Women in Agriculture – an Interview With Paige Hake
Many of the orchards in Chelan valley are a family affair, with women playing a critical role in running smooth operations and growing the business. In our blog series “Women in Agriculture” we sit down with them to discuss their roles and thoughts on the industry.
This month we checked in with Paige Hake the daughter of organic grower Orlin Knutson. Their family orchard is located in Mattawa Washington, about an hour northeast of Yakima.
Chelan Fresh (CF): Hi Paige, thank you for taking the time to talk to us today. Can you please tell us a little bit about your family’s business?
Paige Hake (PH): Yes, I grew up on my family’s organic orchard in Mattawa, WA. Right now there are about 250 acres of organic apples, cherries, peaches and nectarines. We’re doing some new planting, so there’ll be about 800 acres by the end of the year. This has been quite a big step so it was a good time for me to come on board and help.

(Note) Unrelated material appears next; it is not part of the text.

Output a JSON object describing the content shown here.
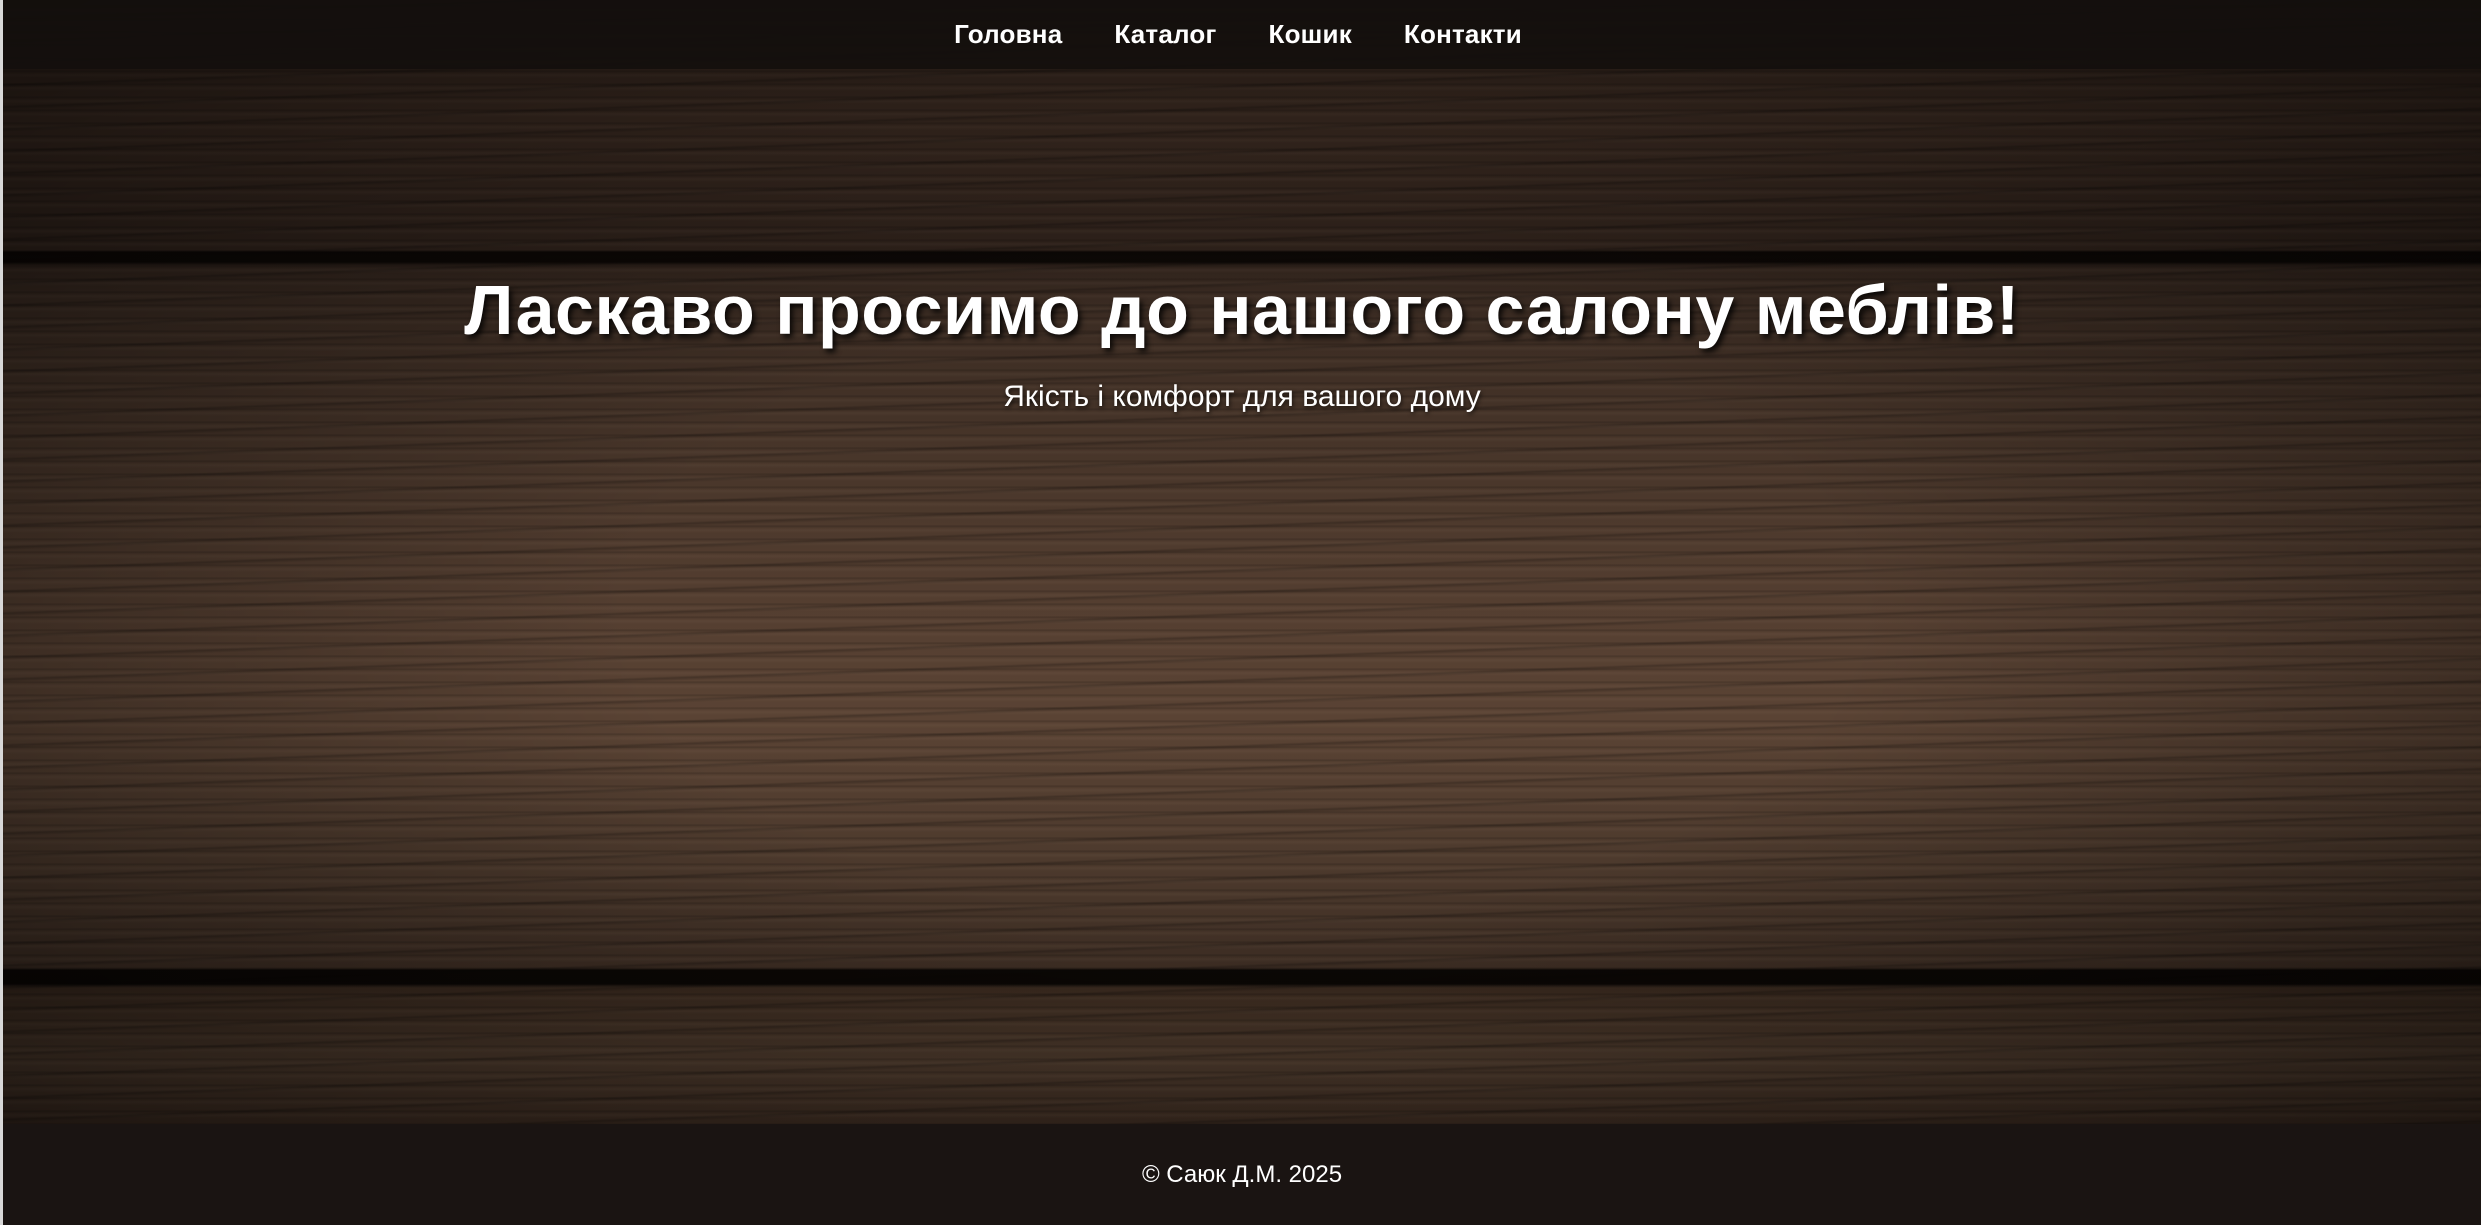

CF: Your family’s business is organic, how did that come about?
PH: My dad, Orlin Knutson, started farming in the early 70’s. He was one of the first in the community to grow organic. He has always been interested in doing what’s best for the environment. He’s been a real inspiration to me, and I’m always tagging along, asking him questions, trying to figure out why he’s doing what he’s doing. My father is also a managing partner at Columbia Valley Fruit, that’s how we’re connected to Chelan Fresh.
CF: What is your role in the family business?
PH: I have only been involved in the orchard a couple of months now. Currently I am the project manager. I work on projects that dad needs help on, for example projects like Global Gap or organic certifications. I don’t do any field work at the moment, so I haven’t been exposed to that part of the business just yet.
CF: What were you doing before you return to get involved in the family business?
PH: My dad has always inspired us to follow our passion, go out and find something that excites us, something we want to do every day. I told him that I wanted to farm, that THIS is what I want to do. But, he pushed me right out of the nest to find my passion, haha. So I went to Gonzaga University, got a degree in psychology, and then had a few jobs here and there.
Then, about 10 years ago, I got into the apple industry and I started to learn the marketing and sales side of the business. Over the years I have followed my dad’s fruit and I’ve helped sell it too. Recently, I told him that I really wanted to help with this business, and this time he agreed!
CF: That’s a wonderful story! It’s great you’re able to live your passion on a daily basis. What do you think future holds for you in the business?
PH: Spring is a pretty optimistic time for farmers so it’s a nice time to get started and see the whole process first hand. I am trying to absorb all of the information my dad can give me! I like to ride around in the truck and ask him lots of questions. This business is so ingrained in him so it’s going to take quite a long time for me to feel comfortable with the entire process like he does.
CF: I bet he is thrilled to have you involved. Is the rest of your family involved as well?
PH: I have been married for 12 years now. Our kids are three and six years old, so still really young. They love going out to the farm, riding through the mud puddles, picking cherries and nectarines, but they aren’t involved as of yet. We will see what happens in the future. My husband sells apples, so apples are a big topic of family conversation at the dinner table.
CF: What do you think about the growing number of women taking on important business roles in the industry?
PH: I don’t think it’s a question about gender, I see it as having people who are excited about the industry, the technology, and seeing where they can go given the right opportunities. Someone who is willing to work hard, be optimistic, get knocked down and get back up again. This business has gotten so scientific and technical, there are so many facets one can get involved in. One of the things I appreciate the most about working alongside my dad is our different strengths.
CF: What is your favorite part of the business so far?
PH: Hard question! I think it’s seeing the farm through my family’s eyes. Looking at it with my kids, my dad, as a family venture and how much possibility there is.
CF: How does the future of the industry look to you?
PH: There is a lot on the horizon. There are more apples coming into production than ever before so it’s going to take some pretty fancy foot work to figure it all out. It might be a challenging few years with some growing pains, but I think there is a spot for everybody and we’re going to figure out what works best for us.
CF: Lastly, do you have a favorite apple?
PH: Organic Pink Lady! Maybe because it signals the end of harvest and we can take a deep breath, haha.
CF: Thank you for your time and good luck with the growing season!
PH: Thank you, and I appreciate what Chelan Fresh is doing for the industry!